J. Beale Feb. 15 2006
The Sony FX1 camera can record a lot of
detail. Sometimes, when downconverting to produce
a standard-definition DVD, you have too much. Here is one
example from
an interview that I did, examining a detail area by a shirt collar. The
images below are a 1:1 crop from an original HDV frame (using square
pixels at 1920x1080). The camera "sharpness" was set to 14; a high
setting which for some cases yields good results. In the
original frame shown below at top left, the fine pattern of a shirt is
reproduced with some
moire patterns, but the image looks fine at the original resolution on
a laptop screen. When I simply exported the project from Vegas 6
as a 720x480 widescreen AVI for conversion to DVD, I saw severe moire
artifacts on
the shirt (see below).

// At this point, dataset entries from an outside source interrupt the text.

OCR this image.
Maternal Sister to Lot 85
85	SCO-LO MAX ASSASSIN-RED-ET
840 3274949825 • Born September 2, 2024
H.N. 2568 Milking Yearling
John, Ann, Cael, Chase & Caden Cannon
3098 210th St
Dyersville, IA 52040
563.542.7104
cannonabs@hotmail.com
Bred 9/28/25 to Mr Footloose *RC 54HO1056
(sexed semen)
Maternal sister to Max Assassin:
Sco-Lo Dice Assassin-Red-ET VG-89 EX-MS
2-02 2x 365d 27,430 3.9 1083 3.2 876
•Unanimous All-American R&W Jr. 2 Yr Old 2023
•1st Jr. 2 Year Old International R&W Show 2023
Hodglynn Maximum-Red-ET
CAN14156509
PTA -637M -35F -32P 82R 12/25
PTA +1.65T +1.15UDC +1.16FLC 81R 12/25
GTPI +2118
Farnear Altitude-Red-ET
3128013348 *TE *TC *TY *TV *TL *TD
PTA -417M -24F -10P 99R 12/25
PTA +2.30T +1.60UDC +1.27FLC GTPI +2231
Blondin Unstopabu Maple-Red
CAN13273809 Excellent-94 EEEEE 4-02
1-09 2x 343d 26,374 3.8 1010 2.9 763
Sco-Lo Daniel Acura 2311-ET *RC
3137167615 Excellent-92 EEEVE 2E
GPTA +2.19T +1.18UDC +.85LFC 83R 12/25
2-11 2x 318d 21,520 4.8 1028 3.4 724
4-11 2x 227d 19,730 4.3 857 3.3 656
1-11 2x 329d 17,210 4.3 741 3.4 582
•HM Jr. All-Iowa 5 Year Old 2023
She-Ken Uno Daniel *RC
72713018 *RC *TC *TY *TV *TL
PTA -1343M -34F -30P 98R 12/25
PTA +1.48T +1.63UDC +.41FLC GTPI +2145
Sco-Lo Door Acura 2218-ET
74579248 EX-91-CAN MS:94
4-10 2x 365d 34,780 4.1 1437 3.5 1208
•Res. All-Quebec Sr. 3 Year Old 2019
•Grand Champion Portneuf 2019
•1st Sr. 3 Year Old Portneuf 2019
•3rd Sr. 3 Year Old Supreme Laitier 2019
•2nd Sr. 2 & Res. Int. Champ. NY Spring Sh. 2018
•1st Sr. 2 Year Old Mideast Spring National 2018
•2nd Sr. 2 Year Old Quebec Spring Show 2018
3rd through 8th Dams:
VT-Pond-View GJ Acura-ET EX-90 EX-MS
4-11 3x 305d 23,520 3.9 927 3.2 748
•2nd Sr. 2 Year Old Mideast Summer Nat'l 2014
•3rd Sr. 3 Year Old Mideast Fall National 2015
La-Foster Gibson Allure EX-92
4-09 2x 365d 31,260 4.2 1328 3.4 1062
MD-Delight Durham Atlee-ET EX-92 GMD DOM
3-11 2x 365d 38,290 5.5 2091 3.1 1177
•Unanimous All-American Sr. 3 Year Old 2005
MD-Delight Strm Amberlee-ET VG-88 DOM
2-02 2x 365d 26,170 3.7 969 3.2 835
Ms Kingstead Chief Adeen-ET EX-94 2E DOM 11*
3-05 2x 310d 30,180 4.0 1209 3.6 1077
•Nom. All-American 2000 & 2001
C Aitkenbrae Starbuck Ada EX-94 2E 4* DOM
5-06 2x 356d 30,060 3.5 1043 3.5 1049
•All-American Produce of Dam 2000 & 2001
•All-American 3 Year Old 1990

This was further compounded by the MPEG2
compression on the
DVD, causing the moire bands to pop in and out of view depending on the
bit-budget in each separate half-second GOP. As a result, the DVD
playback looked truly awful on the same laptop that showed the HDV
looking just fine.
You can reduce the fine detail by checking "reduce interlace flicker"
properties but even that may not be adequate. I used a linear blur
filter set at 90 degrees (vertical) and a strength of 0.001 (the
minimum Vegas allows), as shown at the lower left. This resulted
in a reasonable looking downconverted video for DVD.